Further, there were several key differences between treatment conditions in the current study that were likely to lead to better outcomes for the MTFC participants. The MTFC participants were placed one per home and attended public schools. In contrast, the GC participants were placed in settings where delinquent youths congregated together and where most attended on-site schools. Because MTFC reduced the chances for the participants to associate with delinquent peers, the MTFC participants were likely to receive less exposure and social reinforcement for substance use. In contrast, the GC participants might have had more opportunities to receive more exposed and social reinforcement for substance use (i.e., deviancy training; Dishion, McCord, & Poulin, 1999; Dodge, Dishion & Lansford, 2006).

Although the results of the current study do not explain how MTFC functions to reduce rates of substance use, the results provide important preliminary information on the treatment of substance use in delinquent youth populations. In particular, these findings suggest that the MTFC program is an effective component in the treatment of substance use problems among delinquent adolescents. The findings also highlight a strong positive association between delinquency and substance use and suggest that key treatment components for adolescent delinquency might also be important factors in the treatment of adolescent substance use. These findings have important implications for the treatment of co-occurring delinquency and substance use. In particular, treatment costs and client compliance demands might be reduced if effective delinquency treatment reduces associated problems with substance use even without specific substance use treatment.

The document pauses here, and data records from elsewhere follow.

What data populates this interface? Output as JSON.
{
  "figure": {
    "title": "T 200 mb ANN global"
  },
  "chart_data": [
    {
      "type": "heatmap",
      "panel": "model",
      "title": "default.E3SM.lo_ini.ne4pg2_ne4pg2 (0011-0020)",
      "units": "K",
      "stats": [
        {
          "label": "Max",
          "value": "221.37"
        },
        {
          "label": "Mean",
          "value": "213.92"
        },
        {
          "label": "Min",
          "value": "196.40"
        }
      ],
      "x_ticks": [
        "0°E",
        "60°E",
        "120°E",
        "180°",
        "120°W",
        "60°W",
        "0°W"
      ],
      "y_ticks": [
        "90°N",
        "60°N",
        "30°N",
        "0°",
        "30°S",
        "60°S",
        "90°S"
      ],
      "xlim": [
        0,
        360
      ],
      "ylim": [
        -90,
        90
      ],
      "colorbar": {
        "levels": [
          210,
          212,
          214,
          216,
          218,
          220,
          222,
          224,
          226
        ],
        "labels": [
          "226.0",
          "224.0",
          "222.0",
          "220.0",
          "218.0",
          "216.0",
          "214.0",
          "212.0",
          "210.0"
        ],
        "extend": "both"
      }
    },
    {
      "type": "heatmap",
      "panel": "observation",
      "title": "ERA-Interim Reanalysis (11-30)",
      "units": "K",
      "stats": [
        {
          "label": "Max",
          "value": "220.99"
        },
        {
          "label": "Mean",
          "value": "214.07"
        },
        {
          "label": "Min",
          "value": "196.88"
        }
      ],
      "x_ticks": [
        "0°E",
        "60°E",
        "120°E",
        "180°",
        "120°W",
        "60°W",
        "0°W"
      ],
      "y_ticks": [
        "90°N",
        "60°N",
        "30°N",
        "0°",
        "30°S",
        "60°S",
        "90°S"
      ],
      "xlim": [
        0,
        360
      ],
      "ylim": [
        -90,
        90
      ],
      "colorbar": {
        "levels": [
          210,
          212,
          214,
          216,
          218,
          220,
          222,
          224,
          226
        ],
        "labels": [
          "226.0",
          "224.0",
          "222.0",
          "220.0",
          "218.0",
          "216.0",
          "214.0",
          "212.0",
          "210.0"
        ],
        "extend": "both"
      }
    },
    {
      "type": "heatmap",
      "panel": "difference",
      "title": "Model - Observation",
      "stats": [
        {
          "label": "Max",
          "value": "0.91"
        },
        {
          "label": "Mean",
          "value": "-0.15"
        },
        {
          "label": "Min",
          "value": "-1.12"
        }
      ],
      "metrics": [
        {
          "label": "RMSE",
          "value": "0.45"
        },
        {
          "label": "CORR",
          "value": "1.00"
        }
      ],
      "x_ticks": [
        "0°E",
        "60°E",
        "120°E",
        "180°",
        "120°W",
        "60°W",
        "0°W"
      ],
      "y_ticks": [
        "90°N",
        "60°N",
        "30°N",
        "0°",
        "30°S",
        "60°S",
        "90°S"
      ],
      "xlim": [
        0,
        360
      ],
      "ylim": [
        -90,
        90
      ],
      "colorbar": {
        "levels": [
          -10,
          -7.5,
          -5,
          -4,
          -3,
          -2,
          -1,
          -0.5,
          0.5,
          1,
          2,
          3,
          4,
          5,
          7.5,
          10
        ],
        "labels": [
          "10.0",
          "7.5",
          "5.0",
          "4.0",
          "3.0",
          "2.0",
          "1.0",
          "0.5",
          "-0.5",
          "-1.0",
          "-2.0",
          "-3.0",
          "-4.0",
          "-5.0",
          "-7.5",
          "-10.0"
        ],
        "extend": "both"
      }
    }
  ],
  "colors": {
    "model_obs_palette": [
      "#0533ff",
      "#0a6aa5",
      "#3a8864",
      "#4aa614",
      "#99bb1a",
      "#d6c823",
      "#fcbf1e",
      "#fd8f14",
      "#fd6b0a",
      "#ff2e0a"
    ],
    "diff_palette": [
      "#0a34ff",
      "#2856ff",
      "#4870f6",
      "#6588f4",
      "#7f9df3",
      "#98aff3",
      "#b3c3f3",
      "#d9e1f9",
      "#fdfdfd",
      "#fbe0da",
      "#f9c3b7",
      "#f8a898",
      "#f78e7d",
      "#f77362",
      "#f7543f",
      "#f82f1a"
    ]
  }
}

Limitations and Future Directions

There are several limitations to the current study. First, the measures of substance use were self-reported, which has been found to be related to over- and under-reporting of substance use in adolescents (Rosay, Najaka, & Herz, 2007). Although efforts were taken to reduce the likelihood of inaccurate reporting of substance use (e.g., the participants were informed that their reports of substance use would be kept confidential), the study would be greatly strengthened by multi-method reporting of substance use (e.g., parent reports, saliva tests, and urinalyses) and the use of standardized self-report measures (e.g., Timeline Followback Interview; see Donohue, Hill, Azrin, Cross, & Strada, 2007). Second, there was a lack of ethnic diversity in the sample. Although the sample was highly representative of the geographic area in which the research was conducted, the lack of diversity introduces potential concerns about generalizability. Patterns of substance use have been shown to differ across racial and ethnic groups (Howard, Balster, Cottler, Wu, & Vaughn, 2008), and the associations between substance use and delinquent behavior might vary as well. Additional research on MTFC with more diverse samples is needed to further explore the potential for this intervention.


Support for this work was provided by the following grants: MH070684, MH059127, and MH065553, NIMH, U.S. PHS; and DA015208 and DA017592, NIDA, U.S. PHS.


1Two alternate models were run to examine the contribution of baseline substance use as a covariate; the patterns of association in the alternate models were not substantively different than those reported here.